Yine sarıldıklarında bu sefer Bahar'ın da gözlerinden birkaç damla yaş düştü. Birbirlerine olan sevgileri, birbirlerinin arkalarını kollamaları, Bahar'ın hamile olduğunu ve bebeği aldırmak istediğini ikisi bir olup benden saklamış olmalarına rağmen, hoşuma gidiyordu. İkisi de hem benim, hem de birbirlerinin hayatlarında birçok eksiği kapatıyorlardı. Bu yüzden ikisine de uzun süreli kızamıyordum.

"Tamam, hadi siz gidin."

"Bahar hanilesin ama. Dün gece de nöbetteymişsin, olmaz ki böyle."

"Olur. Taş taşıyacak değilim ya. Alt tarafı oturup ameliyatın bitmesini bekleyeceğim. Hadi gidin siz. Kreşin konumunu atarım. "

Hazan burnunu çekip gülümserken, "teşekkür ederim Bahar," dedi yine.

"Rica ederim. "

Bahar hastaneye doğru ilerlerken kapıyı açıp Hazan'ın binmesini bekledim. Yüzüme bakmadan koltuğa yerleşti. Yine bir şekilde aramız bozulmuş, suçlu yine ben olmuştum. Nerede yanlış yapıyordum bilmiyordum ki amınakoyayım!

Kapıyı kapatıp şoför koltuğuna geçtim. Emniyet kemerini takıp motoru çalıştırırken,"kemerini tak," dedim. Kollarını göğsünde bağlamış öylece durmaya devam ederken beni duymazdan geliyordu. Sakin olmaya çalıştım. Aklı babaannesindeydi.

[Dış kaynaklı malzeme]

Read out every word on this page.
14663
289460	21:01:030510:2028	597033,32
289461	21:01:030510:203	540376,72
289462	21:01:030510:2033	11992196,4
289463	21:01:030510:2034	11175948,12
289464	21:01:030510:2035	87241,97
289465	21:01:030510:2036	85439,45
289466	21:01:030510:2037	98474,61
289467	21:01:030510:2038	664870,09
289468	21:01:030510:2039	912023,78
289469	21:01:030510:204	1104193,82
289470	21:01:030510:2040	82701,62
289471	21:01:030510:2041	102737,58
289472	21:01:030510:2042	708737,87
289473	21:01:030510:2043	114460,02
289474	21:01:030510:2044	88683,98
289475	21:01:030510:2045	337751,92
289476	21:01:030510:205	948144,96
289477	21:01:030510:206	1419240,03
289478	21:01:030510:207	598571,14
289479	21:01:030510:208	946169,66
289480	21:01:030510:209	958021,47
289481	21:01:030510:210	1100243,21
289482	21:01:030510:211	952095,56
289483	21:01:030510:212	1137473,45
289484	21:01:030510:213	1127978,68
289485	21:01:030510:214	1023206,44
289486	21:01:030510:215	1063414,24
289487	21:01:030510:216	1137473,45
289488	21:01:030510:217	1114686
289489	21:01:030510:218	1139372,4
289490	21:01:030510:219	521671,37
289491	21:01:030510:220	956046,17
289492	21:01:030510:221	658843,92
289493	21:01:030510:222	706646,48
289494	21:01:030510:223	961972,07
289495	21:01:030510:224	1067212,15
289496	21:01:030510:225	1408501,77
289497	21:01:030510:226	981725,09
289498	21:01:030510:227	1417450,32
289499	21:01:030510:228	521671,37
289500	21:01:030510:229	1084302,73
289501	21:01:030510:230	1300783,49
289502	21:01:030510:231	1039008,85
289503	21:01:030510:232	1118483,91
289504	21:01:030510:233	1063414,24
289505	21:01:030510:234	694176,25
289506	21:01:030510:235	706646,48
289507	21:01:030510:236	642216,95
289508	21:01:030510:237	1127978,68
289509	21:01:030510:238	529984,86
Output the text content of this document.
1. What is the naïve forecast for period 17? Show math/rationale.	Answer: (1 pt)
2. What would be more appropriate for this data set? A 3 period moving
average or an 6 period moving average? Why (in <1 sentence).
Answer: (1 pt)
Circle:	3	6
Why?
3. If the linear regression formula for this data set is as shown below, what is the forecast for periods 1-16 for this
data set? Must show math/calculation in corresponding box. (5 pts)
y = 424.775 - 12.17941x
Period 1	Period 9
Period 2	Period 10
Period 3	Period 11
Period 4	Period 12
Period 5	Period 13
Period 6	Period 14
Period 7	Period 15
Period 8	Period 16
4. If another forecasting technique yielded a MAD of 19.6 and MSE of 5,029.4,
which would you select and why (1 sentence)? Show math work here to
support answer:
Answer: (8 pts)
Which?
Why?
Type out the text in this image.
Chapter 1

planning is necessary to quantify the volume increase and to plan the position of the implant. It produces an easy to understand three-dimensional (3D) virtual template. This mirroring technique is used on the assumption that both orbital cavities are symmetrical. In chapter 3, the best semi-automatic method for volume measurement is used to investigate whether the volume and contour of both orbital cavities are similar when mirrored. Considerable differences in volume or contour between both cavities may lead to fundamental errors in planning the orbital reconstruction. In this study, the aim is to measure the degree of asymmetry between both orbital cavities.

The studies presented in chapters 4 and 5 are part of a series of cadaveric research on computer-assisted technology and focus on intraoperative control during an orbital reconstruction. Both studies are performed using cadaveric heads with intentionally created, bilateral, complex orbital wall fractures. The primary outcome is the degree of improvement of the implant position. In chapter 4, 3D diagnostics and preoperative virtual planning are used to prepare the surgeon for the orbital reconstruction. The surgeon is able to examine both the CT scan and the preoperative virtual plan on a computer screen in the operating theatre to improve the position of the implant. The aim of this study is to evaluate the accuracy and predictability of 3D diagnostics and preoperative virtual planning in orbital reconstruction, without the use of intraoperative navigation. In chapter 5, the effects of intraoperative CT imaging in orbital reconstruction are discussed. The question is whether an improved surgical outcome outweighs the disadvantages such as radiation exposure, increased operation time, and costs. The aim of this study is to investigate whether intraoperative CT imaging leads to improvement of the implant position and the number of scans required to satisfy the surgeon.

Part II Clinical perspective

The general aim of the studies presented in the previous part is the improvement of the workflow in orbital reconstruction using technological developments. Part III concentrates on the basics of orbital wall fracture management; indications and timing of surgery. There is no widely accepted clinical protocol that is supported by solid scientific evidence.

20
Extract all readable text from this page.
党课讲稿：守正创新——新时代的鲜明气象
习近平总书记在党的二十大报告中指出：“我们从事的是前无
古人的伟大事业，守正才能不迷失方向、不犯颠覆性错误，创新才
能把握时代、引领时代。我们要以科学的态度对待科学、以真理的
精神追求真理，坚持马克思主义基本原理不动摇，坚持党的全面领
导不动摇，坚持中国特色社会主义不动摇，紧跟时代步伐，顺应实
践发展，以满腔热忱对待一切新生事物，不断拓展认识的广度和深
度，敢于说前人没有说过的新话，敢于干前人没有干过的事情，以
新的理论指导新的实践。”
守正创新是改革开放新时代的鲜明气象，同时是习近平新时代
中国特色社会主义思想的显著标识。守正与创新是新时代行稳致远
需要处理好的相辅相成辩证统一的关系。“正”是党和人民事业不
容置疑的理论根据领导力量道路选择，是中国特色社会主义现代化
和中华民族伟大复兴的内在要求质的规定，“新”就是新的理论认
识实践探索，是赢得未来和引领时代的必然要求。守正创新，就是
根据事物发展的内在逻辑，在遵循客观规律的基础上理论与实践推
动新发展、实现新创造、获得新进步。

Belki de duymazdan gelmiyordu, gerçketen duymamıştı. Isıtıcıyı devreye sokup taktığım kemeri geri açtım. Hazan'ın üzerine eğilip kemeri takmak için meyil ettiğimde yüzünü camdan tarafa çevirip aramıza, sanki mümkünmüş gibi, mesafe koymaya çalışırken iyice geriye yaslanıp koltuğa gömüldü.

Bir nefes kadar uzağımdaydı. Dokunsam dokunur, öpsem öperdim. Kimden kaçmaya çalışıyordu? Her şeyiyle ait olduğu, onun kocası olmaktan gurur duyan adamdan mı? Niye lan? Ne yapmıştım anasını satayım?

Islak kirpiklerinin çevrelediği gözlerini, kızaran burnunu, al al olan yanaklarını ve şişen dudaklarını izlerken alnımı alnına dayadım. Koltukta kaçacak yeri yoktu ancak yine de benden uzaklaşmaya çalıştı. Benimle yakın olmak istemiyordu. Geri çekilmem gerekirdi ama yapmadım.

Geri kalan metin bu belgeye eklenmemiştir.